Une atteinte au Parti et aux institutions de l’État, selon l’évangile marxiste-léniniste, est considérée comme un péché mortel. Pour cette raison, une déviation de l’actuelle politique des Soviets n’aura pas lieu non plus sous Tchernenko, l’idéologue actuel (dirigeant les services du département de l’idéologie de Marx et Lénine) au Kremlin. Indépendamment de cela, comment sera transcrite sur les pages du Livre d’Or du Kremlin la politique que suivra le Parti Soviétique pendant l’ère Tchernenko, individuelle ou collective ? Sans doute suivra-t-elle le cours déjà tracé par le Parti Communiste des Soviets.
Sous prétexte de préserver les « acquis des ouvriers » et du régime, leur but le plus cher est de conserver leurs privilèges, leur propre existence, et de couvrir les crimes commis sur le chemin les conduisant au sommet du pouvoir ni de permettre, en aucun cas, aux gens qui ont vécu les horreurs des goulags soviétiques de gagner la confiance populaire, et de ne pas admettre un second Kroutchev qui les aurait accusés d’infraction aux normes du Parti.
Ils s’efforcent aussi de rester à leurs postes le plus longtemps possible, ce qui leur garantit l’opulence et leur donne le droit de manifester leur présomption, leur arrogance et la possibilité d’abaisser et de détruire leurs semblables ― qualités acquises durant leur longue pratique dans le Parti et devenues chez eux une seconde nature.
les « années de sécheresse » vont continuer à jamais dans le désert économique des Soviets, ceci pour disculper leur ignorance dans le domaine de l’agriculture, et les réseaux de barbelé le long des frontières augmenteront dans trois dimensions : longueur, largeur et hauteur.

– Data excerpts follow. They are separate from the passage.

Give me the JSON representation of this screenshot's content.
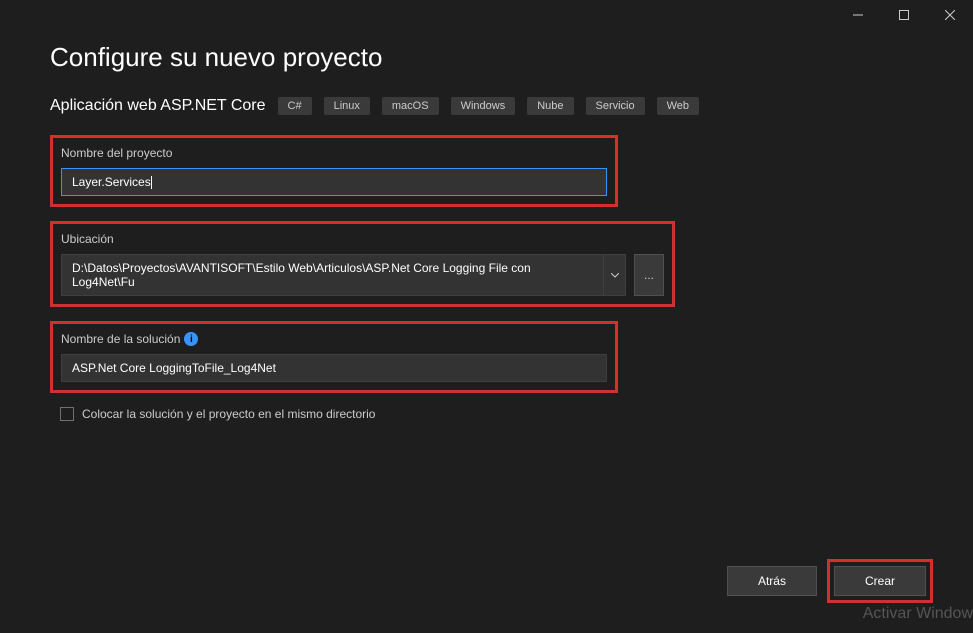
{
  "titlebar": {
    "minimize": "─",
    "maximize": "☐",
    "close": "✕"
  },
  "page": {
    "title": "Configure su nuevo proyecto",
    "subtitle": "Aplicación web ASP.NET Core"
  },
  "tags": [
    "C#",
    "Linux",
    "macOS",
    "Windows",
    "Nube",
    "Servicio",
    "Web"
  ],
  "form": {
    "project_name_label": "Nombre del proyecto",
    "project_name_value": "Layer.Services",
    "location_label": "Ubicación",
    "location_value": "D:\\Datos\\Proyectos\\AVANTISOFT\\Estilo Web\\Articulos\\ASP.Net Core Logging File con Log4Net\\Fu",
    "browse_label": "...",
    "solution_name_label": "Nombre de la solución",
    "solution_name_value": "ASP.Net Core LoggingToFile_Log4Net",
    "checkbox_label": "Colocar la solución y el proyecto en el mismo directorio"
  },
  "buttons": {
    "back": "Atrás",
    "create": "Crear"
  },
  "watermark": "Activar Window"
}
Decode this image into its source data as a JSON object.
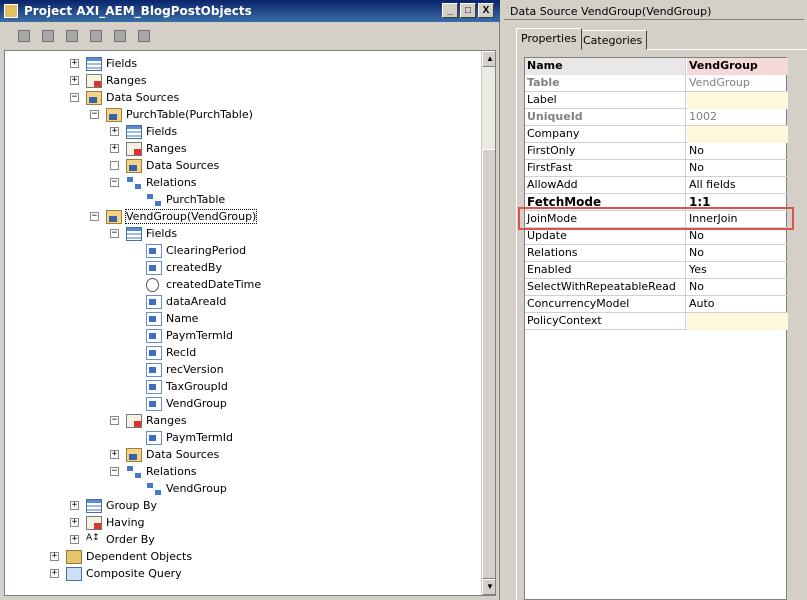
{
  "project_window": {
    "title": "Project AXI_AEM_BlogPostObjects",
    "caption_buttons": [
      "_",
      "□",
      "X"
    ]
  },
  "tree": [
    {
      "label": "Fields",
      "icon": "fields-icon",
      "exp": "+"
    },
    {
      "label": "Ranges",
      "icon": "ranges-icon",
      "exp": "+"
    },
    {
      "label": "Data Sources",
      "icon": "datasource-icon",
      "exp": "−"
    },
    {
      "label": "PurchTable(PurchTable)",
      "icon": "datasource-icon",
      "exp": "−"
    },
    {
      "label": "Fields",
      "icon": "fields-icon",
      "exp": "+"
    },
    {
      "label": "Ranges",
      "icon": "ranges-icon",
      "exp": "+"
    },
    {
      "label": "Data Sources",
      "icon": "datasource-icon",
      "exp": ""
    },
    {
      "label": "Relations",
      "icon": "relations-icon",
      "exp": "−"
    },
    {
      "label": "PurchTable",
      "icon": "relation-icon",
      "exp": null
    },
    {
      "label": "VendGroup(VendGroup)",
      "icon": "datasource-icon",
      "exp": "−"
    },
    {
      "label": "Fields",
      "icon": "fields-icon",
      "exp": "−"
    },
    {
      "label": "ClearingPeriod",
      "icon": "field-icon",
      "exp": null
    },
    {
      "label": "createdBy",
      "icon": "field-icon",
      "exp": null
    },
    {
      "label": "createdDateTime",
      "icon": "clock-icon",
      "exp": null
    },
    {
      "label": "dataAreaId",
      "icon": "field-icon",
      "exp": null
    },
    {
      "label": "Name",
      "icon": "field-icon",
      "exp": null
    },
    {
      "label": "PaymTermId",
      "icon": "field-icon",
      "exp": null
    },
    {
      "label": "RecId",
      "icon": "field-icon",
      "exp": null
    },
    {
      "label": "recVersion",
      "icon": "field-icon",
      "exp": null
    },
    {
      "label": "TaxGroupId",
      "icon": "field-icon",
      "exp": null
    },
    {
      "label": "VendGroup",
      "icon": "field-icon",
      "exp": null
    },
    {
      "label": "Ranges",
      "icon": "ranges-icon",
      "exp": "−"
    },
    {
      "label": "PaymTermId",
      "icon": "field-icon",
      "exp": null
    },
    {
      "label": "Data Sources",
      "icon": "datasource-icon",
      "exp": "+"
    },
    {
      "label": "Relations",
      "icon": "relations-icon",
      "exp": "−"
    },
    {
      "label": "VendGroup",
      "icon": "relation-icon",
      "exp": null
    },
    {
      "label": "Group By",
      "icon": "fields-icon",
      "exp": "+"
    },
    {
      "label": "Having",
      "icon": "ranges-icon",
      "exp": "+"
    },
    {
      "label": "Order By",
      "icon": "order-icon",
      "exp": "+"
    },
    {
      "label": "Dependent Objects",
      "icon": "dependent-icon",
      "exp": "+"
    },
    {
      "label": "Composite Query",
      "icon": "composite-icon",
      "exp": "+"
    }
  ],
  "properties_window": {
    "title": "Data Source VendGroup(VendGroup)",
    "tabs": [
      "Properties",
      "Categories"
    ],
    "header": {
      "name": "Name",
      "value": "VendGroup"
    },
    "rows": [
      {
        "name": "Table",
        "value": "VendGroup"
      },
      {
        "name": "Label",
        "value": ""
      },
      {
        "name": "UniqueId",
        "value": "1002"
      },
      {
        "name": "Company",
        "value": ""
      },
      {
        "name": "FirstOnly",
        "value": "No"
      },
      {
        "name": "FirstFast",
        "value": "No"
      },
      {
        "name": "AllowAdd",
        "value": "All fields"
      },
      {
        "name": "FetchMode",
        "value": "1:1"
      },
      {
        "name": "JoinMode",
        "value": "InnerJoin"
      },
      {
        "name": "Update",
        "value": "No"
      },
      {
        "name": "Relations",
        "value": "No"
      },
      {
        "name": "Enabled",
        "value": "Yes"
      },
      {
        "name": "SelectWithRepeatableRead",
        "value": "No"
      },
      {
        "name": "ConcurrencyModel",
        "value": "Auto"
      },
      {
        "name": "PolicyContext",
        "value": ""
      }
    ]
  },
  "colors": {
    "highlight_border": "#d9534f",
    "title_bar": "#0a246a"
  }
}
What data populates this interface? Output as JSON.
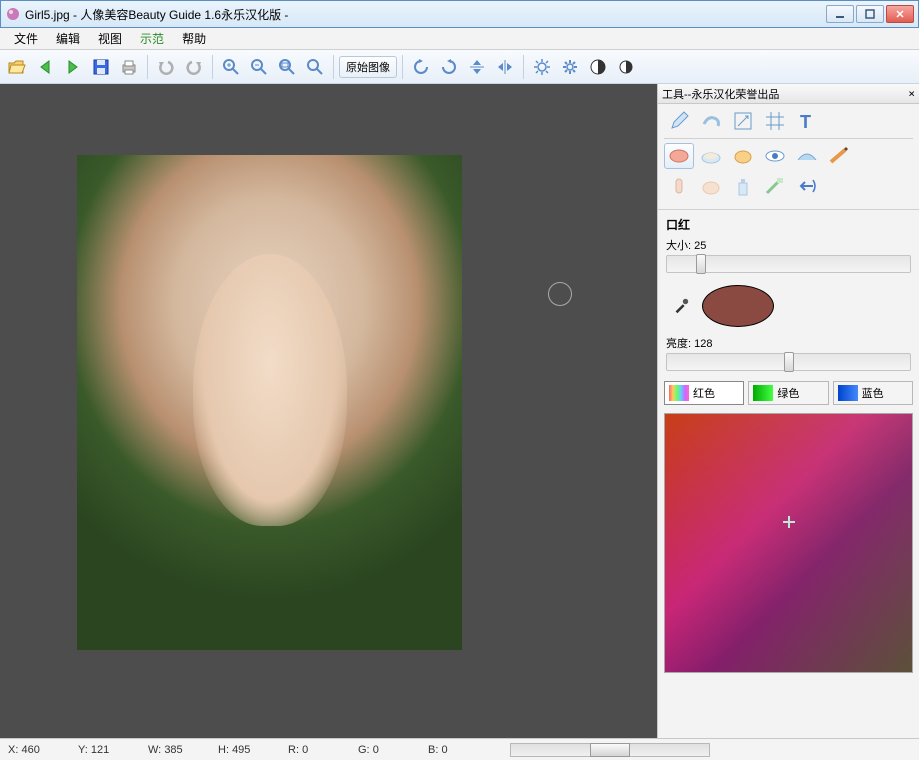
{
  "window": {
    "title": "Girl5.jpg - 人像美容Beauty Guide 1.6永乐汉化版 -"
  },
  "menu": {
    "file": "文件",
    "edit": "编辑",
    "view": "视图",
    "demo": "示范",
    "help": "帮助"
  },
  "toolbar": {
    "original": "原始图像"
  },
  "tools_panel": {
    "title": "工具--永乐汉化荣誉出品",
    "section": "口红",
    "size_label": "大小:",
    "size_value": "25",
    "brightness_label": "亮度:",
    "brightness_value": "128",
    "lip_color": "#8a4a42",
    "channels": {
      "red": "红色",
      "green": "绿色",
      "blue": "蓝色"
    }
  },
  "status": {
    "x_label": "X:",
    "x": "460",
    "y_label": "Y:",
    "y": "121",
    "w_label": "W:",
    "w": "385",
    "h_label": "H:",
    "h": "495",
    "r_label": "R:",
    "r": "0",
    "g_label": "G:",
    "g": "0",
    "b_label": "B:",
    "b": "0"
  },
  "canvas": {
    "brush_cursor_visible": true
  }
}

C’est sur ordre d’Andropov qu’ont eu lieu des actes les plus atroces : altercations sanglantes avec des victimes innocentes enchaînées dans les souterrains des prisons et des commissariats de police, des déportations de centaines d’êtres humains et portés disparus, dont le seul crime était celui de penser différemment du Parti communiste. Si tous ces actes ignobles n’ont pas pesé sur la conscience d’Andropov, s’il en avait une, un jour viendra où les futures générations en auront honte !

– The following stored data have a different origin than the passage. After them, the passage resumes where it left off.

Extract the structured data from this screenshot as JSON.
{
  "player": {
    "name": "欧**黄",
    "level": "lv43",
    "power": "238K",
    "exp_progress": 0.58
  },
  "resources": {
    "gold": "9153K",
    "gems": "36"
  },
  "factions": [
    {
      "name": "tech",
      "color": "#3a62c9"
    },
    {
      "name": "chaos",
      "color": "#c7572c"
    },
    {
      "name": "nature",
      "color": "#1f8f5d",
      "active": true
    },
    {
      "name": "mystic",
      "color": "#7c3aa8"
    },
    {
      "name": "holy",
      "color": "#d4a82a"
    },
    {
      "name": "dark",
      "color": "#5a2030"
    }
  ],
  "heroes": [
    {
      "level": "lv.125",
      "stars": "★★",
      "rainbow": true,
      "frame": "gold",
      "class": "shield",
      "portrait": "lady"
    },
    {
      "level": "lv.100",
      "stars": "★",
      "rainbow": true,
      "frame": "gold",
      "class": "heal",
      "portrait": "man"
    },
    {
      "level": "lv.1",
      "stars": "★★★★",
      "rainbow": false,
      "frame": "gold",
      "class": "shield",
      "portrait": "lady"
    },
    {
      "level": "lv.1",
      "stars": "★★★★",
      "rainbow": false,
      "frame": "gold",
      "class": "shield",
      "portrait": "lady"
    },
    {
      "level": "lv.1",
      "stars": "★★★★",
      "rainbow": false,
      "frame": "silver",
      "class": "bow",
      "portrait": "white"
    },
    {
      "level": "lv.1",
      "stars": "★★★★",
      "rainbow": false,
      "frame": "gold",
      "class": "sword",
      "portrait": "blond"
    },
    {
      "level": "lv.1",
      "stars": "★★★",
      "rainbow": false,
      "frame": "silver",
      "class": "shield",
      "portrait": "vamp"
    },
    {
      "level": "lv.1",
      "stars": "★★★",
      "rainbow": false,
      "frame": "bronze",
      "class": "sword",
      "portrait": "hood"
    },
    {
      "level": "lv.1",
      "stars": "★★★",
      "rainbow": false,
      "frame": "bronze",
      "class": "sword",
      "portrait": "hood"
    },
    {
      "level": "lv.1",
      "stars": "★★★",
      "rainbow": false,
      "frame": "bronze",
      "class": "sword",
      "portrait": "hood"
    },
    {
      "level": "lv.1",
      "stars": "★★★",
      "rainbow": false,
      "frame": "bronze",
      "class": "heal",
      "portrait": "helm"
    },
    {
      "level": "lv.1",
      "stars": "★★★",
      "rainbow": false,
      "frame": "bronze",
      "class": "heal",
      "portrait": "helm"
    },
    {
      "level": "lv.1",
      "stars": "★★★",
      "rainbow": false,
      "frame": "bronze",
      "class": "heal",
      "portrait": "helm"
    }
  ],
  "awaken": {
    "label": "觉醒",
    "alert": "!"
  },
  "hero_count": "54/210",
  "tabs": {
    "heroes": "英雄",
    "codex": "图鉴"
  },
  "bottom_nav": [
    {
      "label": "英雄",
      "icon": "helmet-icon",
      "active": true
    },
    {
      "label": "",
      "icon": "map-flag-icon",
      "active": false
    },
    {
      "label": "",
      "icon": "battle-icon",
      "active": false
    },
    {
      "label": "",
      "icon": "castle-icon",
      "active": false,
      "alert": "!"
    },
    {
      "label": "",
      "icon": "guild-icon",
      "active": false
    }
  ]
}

Tant que les idéologues du Parti Soviétique et de l’État ne cesseront pas de traiter l’homme comme un petit gosse, un « enfant à tout faire », et n’abandonneront pas l’idée-fixe que le calendrier de notre ère ne commence pas avec la Révolution d’Octobre et n’accepteront pas la maxime que les anales de l’humanité commencent bien après que l’Homme utilisant le langage articulé, s’est séparé du reste du monde animal, s’est organisé en communautés et devient créateur de bien et porteur de liberté, la peur organique qu’ils ressentent de leurs propres peuples ne les quittera jamais et ils n’arriveront pas à gagner sa confiance, dont ils aiment tellement parler.